Daddy in the House is based on a premise that's new to me. That's not saying it hasn't been done before, but it's one I've never run across. Linda Style has given us a child with amnesia, and that loss of memory throws her divorced parents together as they try to give their daughter some normalcy to regain her memory.
Logan Wakefield is not pleased to be getting a phone call from his ex-wife. However, when he discovers the reason for her call, he hurries to her. Their seven-year-old daughter Hallie has been in an after-school accident and isn't waking up. When she finally does, Hallie recognizes Logan but has no recollection of Dana.
Following doctors' orders, Logan moves back in with Dana and Hallie. They're going to pretend to be a normal couple in hopes that Hallie will regain her memory. What they don't count on is that proximity will broadside them, causing them both to reevaluate the reasons for their divorce. Proximity will also make them both aware that the physical side of their relationship is alive and very, very well.
Logan and Dana are both strong-willed individuals who've never learned the fine art of compromise. They've also never learned to be open and honest with the other, a situation that continues to cause them a world of grief now, much as it did the past. Dana is the more problematic of the two. What she considers self-sufficiency and self-confidence, I consider obstinacy. She's never appreciated Logan's need to help her and comes across as a mini-virago. For a smart woman, she doesn't understand a man's psyche. She needs to read Men Are From Mars. Then at least she'd know where Logan is coming from in his caveman need to solve her problems.
Logan is no angel in their relationship, either. For far too much of their marriage, he was gone with his CIA covert jobs. While he appreciated that Dana was self-sufficient, he never thought that she really needed him. These two have major unresolved issues. Neither has ever vocalized what they need from the other in their relationship. When they finally do talk over and hash out their differences, they discover that they do indeed need
and complement each other.
Dana, Ms. Super Independent, has always felt that Logan neither wanted nor valued her opinions. They try to work through a mystery that permeates the whole plot, but past habits have them reacting in the same destructive way. They aren't sure if someone is after Hallie and if so, is it because of Logan's past and his CIA work or Dana's job as a prosecuting attorney. This mystery pervades the plot, yet is never resolved in a satisfactory manner. Our suspicions bounce all over the place and that dilutes the whole mystery thread.

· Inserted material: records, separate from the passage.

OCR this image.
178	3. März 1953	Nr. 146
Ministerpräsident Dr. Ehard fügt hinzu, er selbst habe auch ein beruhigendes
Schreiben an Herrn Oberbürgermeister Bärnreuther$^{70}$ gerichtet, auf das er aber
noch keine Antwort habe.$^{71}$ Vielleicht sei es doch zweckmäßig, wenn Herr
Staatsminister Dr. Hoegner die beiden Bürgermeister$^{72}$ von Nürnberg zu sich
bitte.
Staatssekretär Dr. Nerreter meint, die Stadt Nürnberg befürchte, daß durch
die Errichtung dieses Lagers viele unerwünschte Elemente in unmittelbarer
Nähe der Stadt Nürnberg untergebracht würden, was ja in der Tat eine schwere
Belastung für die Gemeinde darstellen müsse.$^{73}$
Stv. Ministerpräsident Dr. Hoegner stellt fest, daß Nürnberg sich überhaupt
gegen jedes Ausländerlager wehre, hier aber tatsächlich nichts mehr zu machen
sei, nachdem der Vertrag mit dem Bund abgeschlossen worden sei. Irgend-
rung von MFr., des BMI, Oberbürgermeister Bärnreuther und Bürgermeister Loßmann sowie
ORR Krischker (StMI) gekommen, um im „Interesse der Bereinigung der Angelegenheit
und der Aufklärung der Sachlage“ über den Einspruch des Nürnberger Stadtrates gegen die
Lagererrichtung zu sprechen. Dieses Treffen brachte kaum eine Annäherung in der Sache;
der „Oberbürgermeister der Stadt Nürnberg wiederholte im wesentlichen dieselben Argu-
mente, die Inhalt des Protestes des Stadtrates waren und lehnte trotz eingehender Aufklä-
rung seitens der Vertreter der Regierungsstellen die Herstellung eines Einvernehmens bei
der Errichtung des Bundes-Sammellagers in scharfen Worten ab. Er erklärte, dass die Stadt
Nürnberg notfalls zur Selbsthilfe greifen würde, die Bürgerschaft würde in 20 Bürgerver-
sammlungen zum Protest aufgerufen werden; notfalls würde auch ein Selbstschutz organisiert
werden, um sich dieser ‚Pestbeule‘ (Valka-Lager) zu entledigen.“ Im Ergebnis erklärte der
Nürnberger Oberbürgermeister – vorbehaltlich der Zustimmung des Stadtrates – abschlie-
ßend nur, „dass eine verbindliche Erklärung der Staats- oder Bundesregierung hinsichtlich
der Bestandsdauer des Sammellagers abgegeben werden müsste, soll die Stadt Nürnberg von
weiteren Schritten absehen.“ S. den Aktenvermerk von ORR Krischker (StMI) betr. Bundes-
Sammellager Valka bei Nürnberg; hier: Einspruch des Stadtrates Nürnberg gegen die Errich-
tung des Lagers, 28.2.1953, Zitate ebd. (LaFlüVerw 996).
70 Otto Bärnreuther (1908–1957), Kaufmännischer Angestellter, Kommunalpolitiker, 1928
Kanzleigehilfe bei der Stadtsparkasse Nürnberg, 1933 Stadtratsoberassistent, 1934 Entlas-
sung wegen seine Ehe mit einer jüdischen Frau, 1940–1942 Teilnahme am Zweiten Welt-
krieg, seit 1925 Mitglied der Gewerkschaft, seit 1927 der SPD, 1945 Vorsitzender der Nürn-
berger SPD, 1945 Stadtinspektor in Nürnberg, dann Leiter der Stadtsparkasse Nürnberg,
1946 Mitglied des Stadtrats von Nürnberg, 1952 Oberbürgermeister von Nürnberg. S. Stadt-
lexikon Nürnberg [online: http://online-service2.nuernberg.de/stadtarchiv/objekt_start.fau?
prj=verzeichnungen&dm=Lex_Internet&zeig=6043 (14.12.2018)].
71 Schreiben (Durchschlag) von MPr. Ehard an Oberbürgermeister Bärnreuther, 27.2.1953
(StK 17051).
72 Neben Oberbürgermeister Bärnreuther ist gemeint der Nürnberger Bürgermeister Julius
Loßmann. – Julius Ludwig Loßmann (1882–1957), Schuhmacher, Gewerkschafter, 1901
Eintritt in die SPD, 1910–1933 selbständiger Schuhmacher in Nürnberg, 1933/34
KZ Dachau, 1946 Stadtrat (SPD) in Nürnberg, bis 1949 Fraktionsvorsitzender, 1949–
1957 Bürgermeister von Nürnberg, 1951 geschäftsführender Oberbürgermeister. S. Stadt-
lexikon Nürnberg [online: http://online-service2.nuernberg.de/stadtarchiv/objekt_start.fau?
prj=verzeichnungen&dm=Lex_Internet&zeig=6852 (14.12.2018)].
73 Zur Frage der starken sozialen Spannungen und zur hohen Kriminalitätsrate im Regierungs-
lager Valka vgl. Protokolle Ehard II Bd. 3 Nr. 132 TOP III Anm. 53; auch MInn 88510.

Let me compliment Ms. Style's ability to pull us into this couple's constant sexual awareness of the other. They both know what they've lost, yet aren't sure if they can ever recover those feelings. Occasional tender moments show us what Logan and Dana once had.
What really caused me to feel lukewarm about Daddy in the House is Dana's attitude. This woman would seemingly complain that grass is green or water is wet. Nothing seems to really please her. Her Superwoman complex soon wears thin. Without any empathy or real concern for the heroine, it's hard to sustain an interest in the story.